The ride brought forth a wide variety of riders--the sporty, gear-loving sort, young people, old people, hipsters, parrots, parents and children (including a couple of young kids on their own bikes). In my snarky moments (which admittedly are many), I wonder if the lycra-clad "got" that their participation in lycra was a bit beside the point. People who are sport-cyclists aren't the kind of riders the City needs to encourage. They are already out there (on evenings and weekends, but are they riding to work?). We need more people who use the bicycle as a mode of transportation--and who ride in the same clothes they work in. But maybe they work in lycra?
All snark aside, I really do appreciate that so many lovers of the bike came out to ride.
So, yeah, lots of riders. And lots of helmets, which means that I can't become a member of the cyclechic group of bike blogs. But, to each his own, right? Who am I to comment on personal style, or the lack thereof?
The route was around seven miles, and took us East past the mall, then back through the Bryan Park neighborhood. This is to say that we went up some nice hills. And I once again questioned my decision to ride a 3-speed, Dutch-style bike with a toddler on it (ehem, an extra 40 pounds).
Does a bike meant to ride on the flats of Northern Europe have any place in hilly South-Central Indiana? I ask myself this whenever I ride to the East side of town, but I inevitably come back to the answer yes for these reasons: 1) a Dutch/Danish-style bike is much nicer looking than a racing, touring, mountain, or hybrid bike (and if you don't have talent, you ought to have style); 2) Dutch-style bikes have nice fenders, chain guards, and, often, coat or skirt guards, which let you use a bicycle as a mode of transport; and 3) this style of bike allows you to sit upright, which is not good if you want to go fast, but is likely safer because it provides me more visibility to cars and more stability since the upright position has a center of gravity that is akin to walking.

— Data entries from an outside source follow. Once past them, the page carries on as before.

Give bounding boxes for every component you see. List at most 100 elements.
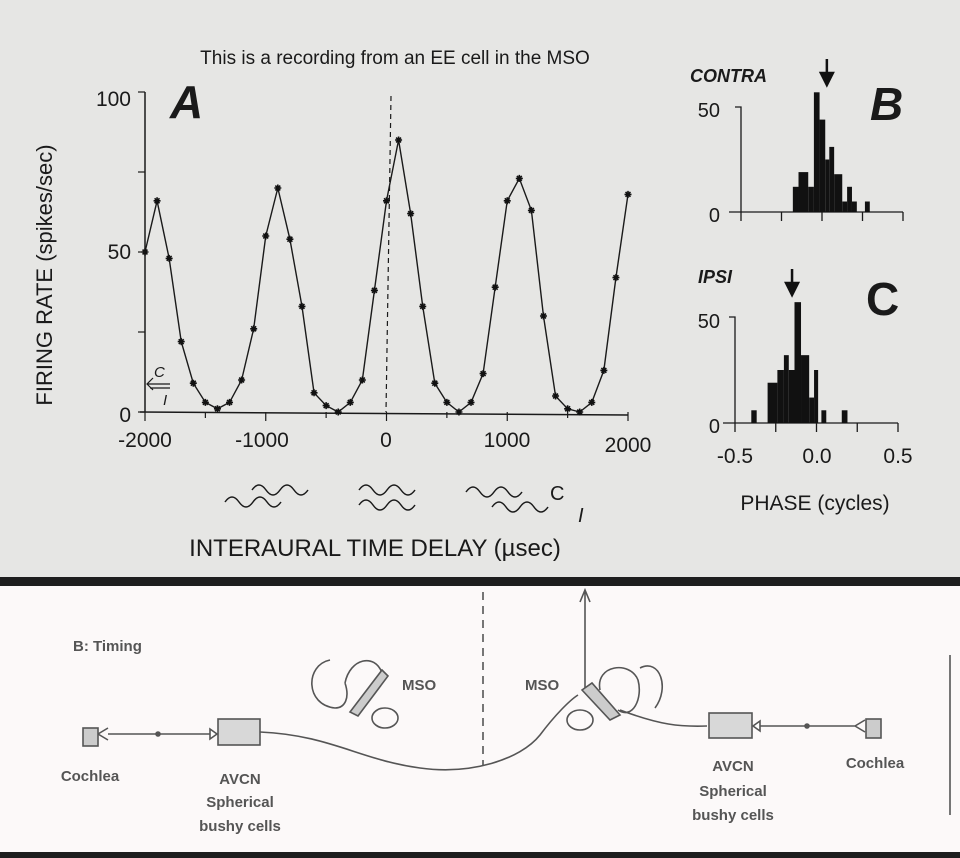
waveform-icons (224, 484, 549, 513)
histogram-bar (751, 410, 757, 423)
data-point-asterisk (443, 398, 451, 406)
wave-ipsi-lag-icon (224, 496, 282, 508)
right-mso-label: MSO (525, 677, 560, 694)
left-spherical-label: Spherical (206, 794, 274, 811)
data-point-asterisk (467, 398, 475, 406)
data-point-asterisk (395, 136, 403, 144)
wave-i-label: I (578, 505, 584, 527)
wave-c-label: C (550, 483, 564, 505)
x-tick-label: -0.5 (717, 445, 753, 468)
figure-title: This is a recording from an EE cell in t… (200, 48, 590, 69)
data-point-asterisk (165, 254, 173, 262)
data-point-asterisk (552, 392, 560, 400)
timing-diagram: B: Timing MSO Cochlea AVCN Spherical bus… (61, 587, 951, 835)
histogram-ipsi (723, 269, 899, 432)
left-mso-label: MSO (402, 677, 437, 694)
panel-a: A FIRING RATE (spikes/sec) INTERAURAL TI… (32, 76, 651, 562)
x-tick-label: 2000 (605, 434, 652, 457)
data-point-asterisk (298, 302, 306, 310)
right-cochlea-icon (865, 718, 882, 739)
wave-ipsi-inphase-icon (358, 499, 416, 511)
panel-c: IPSI C 50 0 -0.5 0.0 0.5 PHASE (cycles) (698, 267, 913, 515)
x-tick-label: 0.5 (883, 445, 912, 468)
wave-ipsi-lead-icon (491, 501, 549, 513)
left-mntb-icon (371, 707, 399, 729)
x-tick-label: -2000 (118, 429, 172, 452)
data-point-asterisk (527, 206, 535, 214)
histogram-bar (834, 174, 843, 212)
right-mso-icon (580, 681, 622, 721)
data-point-asterisk (346, 398, 354, 406)
data-point-asterisk (503, 197, 511, 205)
data-point-asterisk (358, 376, 366, 384)
data-point-asterisk (539, 312, 547, 320)
data-point-asterisk (370, 286, 378, 294)
data-point-asterisk (334, 408, 342, 416)
data-point-asterisk (250, 325, 258, 333)
data-point-asterisk (189, 379, 197, 387)
separator-band (0, 577, 960, 586)
data-point-asterisk (612, 274, 620, 282)
histogram-bar (821, 410, 827, 423)
right-spherical-label: Spherical (699, 783, 767, 800)
mean-phase-arrow-icon (818, 59, 835, 88)
left-synapse-icon (209, 727, 219, 741)
monaural-rate-arrow-icon (146, 377, 170, 391)
panel-letter-b: B (870, 78, 903, 130)
panel-letter-c: C (866, 273, 899, 325)
x-tick-label: 0.0 (802, 445, 831, 468)
data-point-asterisk (274, 184, 282, 192)
histogram-bar (829, 146, 835, 212)
y-tick-label: 50 (108, 241, 131, 264)
left-mso-icon (348, 668, 390, 718)
wave-contra-lead-icon (251, 484, 309, 496)
histogram-bar (801, 355, 810, 423)
y-tick-label: 50 (698, 311, 720, 333)
data-point-asterisk (201, 398, 209, 406)
wave-contra-inphase-icon (358, 484, 416, 496)
right-cochlea-label: Cochlea (846, 755, 905, 772)
data-point-asterisk (564, 405, 572, 413)
contra-label: CONTRA (690, 66, 767, 86)
data-point-asterisk (431, 379, 439, 387)
histogram-bar (851, 201, 857, 212)
histogram-bar (864, 201, 870, 212)
right-auditory-nerve (760, 719, 866, 733)
histogram-bar (842, 201, 848, 212)
left-avcn-to-right-mso-axon (259, 694, 579, 771)
panel-b: CONTRA B 50 0 (690, 59, 904, 227)
right-avcn-label: AVCN (712, 758, 753, 775)
y-tick-label: 0 (119, 404, 131, 427)
data-point-asterisk (419, 302, 427, 310)
data-point-asterisk (177, 338, 185, 346)
data-point-asterisk (286, 235, 294, 243)
x-tick-label: 1000 (484, 429, 531, 452)
left-cochlea-icon (82, 727, 99, 747)
left-cochlea-label: Cochlea (61, 768, 120, 785)
left-node-icon (155, 731, 161, 737)
data-point-asterisk (491, 283, 499, 291)
histogram-bar (809, 397, 815, 423)
x-tick-label: 0 (380, 429, 392, 452)
top-panel-background (0, 0, 960, 577)
series-firing-rate (141, 136, 632, 416)
x-tick-label: -1000 (235, 429, 289, 452)
data-point-asterisk (479, 370, 487, 378)
panel-letter-a: A (169, 76, 203, 128)
histogram-bar (808, 186, 814, 212)
histogram-bar (792, 186, 799, 212)
wave-contra-lag-icon (465, 486, 523, 498)
histogram-bar (798, 172, 809, 212)
y-tick-label: 0 (709, 416, 720, 438)
diagram-background (0, 586, 960, 852)
left-avcn-label: AVCN (219, 771, 260, 788)
phase-axis-label: PHASE (cycles) (740, 492, 889, 515)
right-brainstem-nuclei-icon (598, 665, 664, 714)
data-point-asterisk (322, 402, 330, 410)
zero-delay-reference-line (385, 95, 392, 413)
histogram-bar (841, 410, 848, 423)
right-bushy-cells-label: bushy cells (692, 807, 774, 824)
histogram-bar (788, 370, 795, 423)
histogram-bar (783, 355, 789, 423)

Quick movements are less likely to result in crashes, which is important when riding in my work clothes (or with my son on the bike). Plus, it's more comfortable.
In the end, I was huffing and puffing more than most, and sweating up a storm, in which case the breathable cycling gear would have come in handy.

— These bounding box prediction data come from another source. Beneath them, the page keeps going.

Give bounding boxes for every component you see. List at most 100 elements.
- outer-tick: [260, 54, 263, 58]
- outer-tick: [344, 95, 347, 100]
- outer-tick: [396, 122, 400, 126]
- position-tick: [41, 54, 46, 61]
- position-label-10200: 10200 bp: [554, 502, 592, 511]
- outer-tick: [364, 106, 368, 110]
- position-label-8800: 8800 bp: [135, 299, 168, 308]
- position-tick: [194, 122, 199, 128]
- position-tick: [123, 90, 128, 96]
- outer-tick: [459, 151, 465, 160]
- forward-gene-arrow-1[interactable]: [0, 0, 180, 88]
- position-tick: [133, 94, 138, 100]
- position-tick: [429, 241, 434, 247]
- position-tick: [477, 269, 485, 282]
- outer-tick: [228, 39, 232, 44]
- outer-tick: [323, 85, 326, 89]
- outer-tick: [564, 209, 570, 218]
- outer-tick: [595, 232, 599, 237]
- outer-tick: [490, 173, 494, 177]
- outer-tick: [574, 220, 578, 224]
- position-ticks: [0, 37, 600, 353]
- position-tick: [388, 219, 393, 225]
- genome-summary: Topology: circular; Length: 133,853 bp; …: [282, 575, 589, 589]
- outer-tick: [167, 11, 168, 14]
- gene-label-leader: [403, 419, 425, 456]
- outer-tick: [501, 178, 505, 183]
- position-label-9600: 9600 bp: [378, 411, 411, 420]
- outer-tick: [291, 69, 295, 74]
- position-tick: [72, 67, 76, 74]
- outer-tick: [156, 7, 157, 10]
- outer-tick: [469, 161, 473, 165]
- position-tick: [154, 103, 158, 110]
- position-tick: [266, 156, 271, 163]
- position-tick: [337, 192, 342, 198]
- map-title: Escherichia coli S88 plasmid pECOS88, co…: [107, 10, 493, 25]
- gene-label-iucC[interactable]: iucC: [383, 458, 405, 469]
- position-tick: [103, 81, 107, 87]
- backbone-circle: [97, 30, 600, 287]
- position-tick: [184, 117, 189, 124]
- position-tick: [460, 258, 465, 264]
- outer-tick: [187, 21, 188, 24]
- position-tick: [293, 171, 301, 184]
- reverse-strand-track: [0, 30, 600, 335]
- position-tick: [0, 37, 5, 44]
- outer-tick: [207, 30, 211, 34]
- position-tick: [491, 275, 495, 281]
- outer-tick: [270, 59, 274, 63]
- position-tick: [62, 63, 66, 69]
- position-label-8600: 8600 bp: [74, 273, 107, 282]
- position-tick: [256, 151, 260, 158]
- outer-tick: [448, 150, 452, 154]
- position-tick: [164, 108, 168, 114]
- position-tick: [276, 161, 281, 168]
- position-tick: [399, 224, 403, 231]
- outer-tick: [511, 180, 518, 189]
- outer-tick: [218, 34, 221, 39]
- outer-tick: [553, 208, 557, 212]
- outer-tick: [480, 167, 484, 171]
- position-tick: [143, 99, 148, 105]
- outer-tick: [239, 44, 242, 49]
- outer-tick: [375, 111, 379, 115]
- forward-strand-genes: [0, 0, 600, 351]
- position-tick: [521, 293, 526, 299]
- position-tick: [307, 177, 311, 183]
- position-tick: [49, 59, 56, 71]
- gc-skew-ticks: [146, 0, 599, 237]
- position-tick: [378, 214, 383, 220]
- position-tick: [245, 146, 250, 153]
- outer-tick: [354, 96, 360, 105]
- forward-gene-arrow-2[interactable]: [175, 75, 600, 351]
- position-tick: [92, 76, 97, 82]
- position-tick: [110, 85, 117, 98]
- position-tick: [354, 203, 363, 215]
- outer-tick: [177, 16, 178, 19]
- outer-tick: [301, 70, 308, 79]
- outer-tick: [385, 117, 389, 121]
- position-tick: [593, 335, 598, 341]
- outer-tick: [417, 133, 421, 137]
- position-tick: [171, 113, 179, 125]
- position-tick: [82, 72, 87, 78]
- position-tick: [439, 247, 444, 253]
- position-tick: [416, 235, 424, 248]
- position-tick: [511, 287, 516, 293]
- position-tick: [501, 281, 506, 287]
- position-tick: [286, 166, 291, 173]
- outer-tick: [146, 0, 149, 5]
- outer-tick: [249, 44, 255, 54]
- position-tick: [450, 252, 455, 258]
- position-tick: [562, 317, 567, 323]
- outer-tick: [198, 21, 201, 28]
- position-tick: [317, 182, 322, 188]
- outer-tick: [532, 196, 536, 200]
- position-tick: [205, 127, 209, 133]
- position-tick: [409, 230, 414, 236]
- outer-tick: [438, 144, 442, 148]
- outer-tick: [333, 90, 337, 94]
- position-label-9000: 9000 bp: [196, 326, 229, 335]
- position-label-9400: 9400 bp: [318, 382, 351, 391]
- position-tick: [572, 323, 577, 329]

I may have complained a bit about the hills, but the easterly-ride took me through an area I had yet to see: the bicycle underpass on Seventh Street! (see right; more about that later).
After returning to City Hall, some of us rode on to Lennie's for brunch. Lennie's, a seriously bike-friendly business, offered 50% off for riders. Chicken and waffles and a persimmon ale hit the spot.
It was a great day, and I am already looking forward to next year. Thanks to climate change, I expect the weather will be just as nice.